After the Allies bombed Wernher von Braun’s rocket factory at Peenemunde, the Nazis relocated operations underground to an abandoned gypsum mine that became Mittelwerk.
It took over a year to excavate, creating more than 5 miles of tunnels underground. This work was done by tens of thousand of slave laborers under brutal conditions.
My brother and I traveled to Germany in the summer of 2019, to retrace the steps of the 104th U.S. Infantry which liberated Mittelbau-Dora and captured Mittelwerk. We saw the site of the barracks, the parade grounds, the front gate, and the crematorium, a tiny two-room building that still stands. Then we entered the tunnels of Mittelwerk, to walk where Jack Waters would have gone on April 11, 1945. The tunnels still contain the partial remains of rusted V-2 rocket engines, gyroscopes and other detritus.
The summer of 2019 was also the 50th anniversary of the lunar landing, powered by Wernher von Braun’s famous Saturn V rocket. Von Braun emerged in the 1950s as a Disney-fied all-American hero and a major force at NASA.
No doubt, von Braun was a great American. But he was also a Sturmbannführer in the SS. He designed the V-2 rockets that bombed London and Antwerp. He visited Mittelwerk more than a dozen times during the war. When he found progress lacking, he went to Buchenwald and requisitioned thousands of slave laborers, an almost certain death sentence. More than 20,000 slave laborers died in the making of the V-2 rockets at Mittelwerk; more than five times the number that were killed as a result of V-2 bombings.

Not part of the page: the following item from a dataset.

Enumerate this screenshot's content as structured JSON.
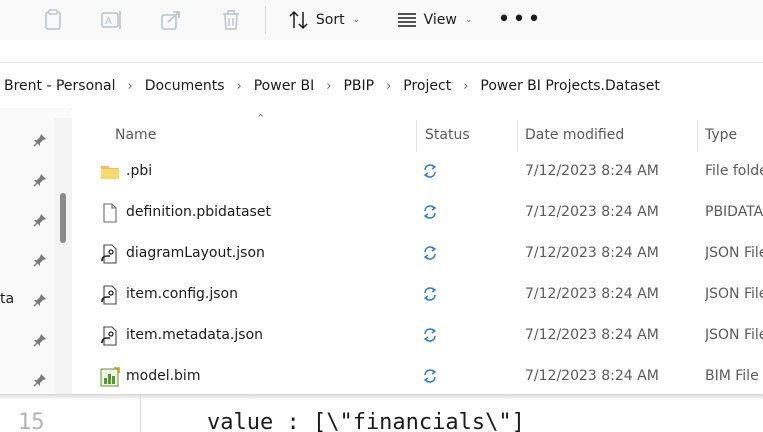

Our book never answers the question as to whether the U.S. should have recruited Nazi scientists, but it is a parable of what can happen if you open that door. The characters and situations in the book are fictional, but Mittelwerk, T-Force, the Osenberg list, Operation Paperclip, the Venona Project are all real. For more than 30 years, the CIA and FBI employed former Nazis as spies and informants in the fight against communism.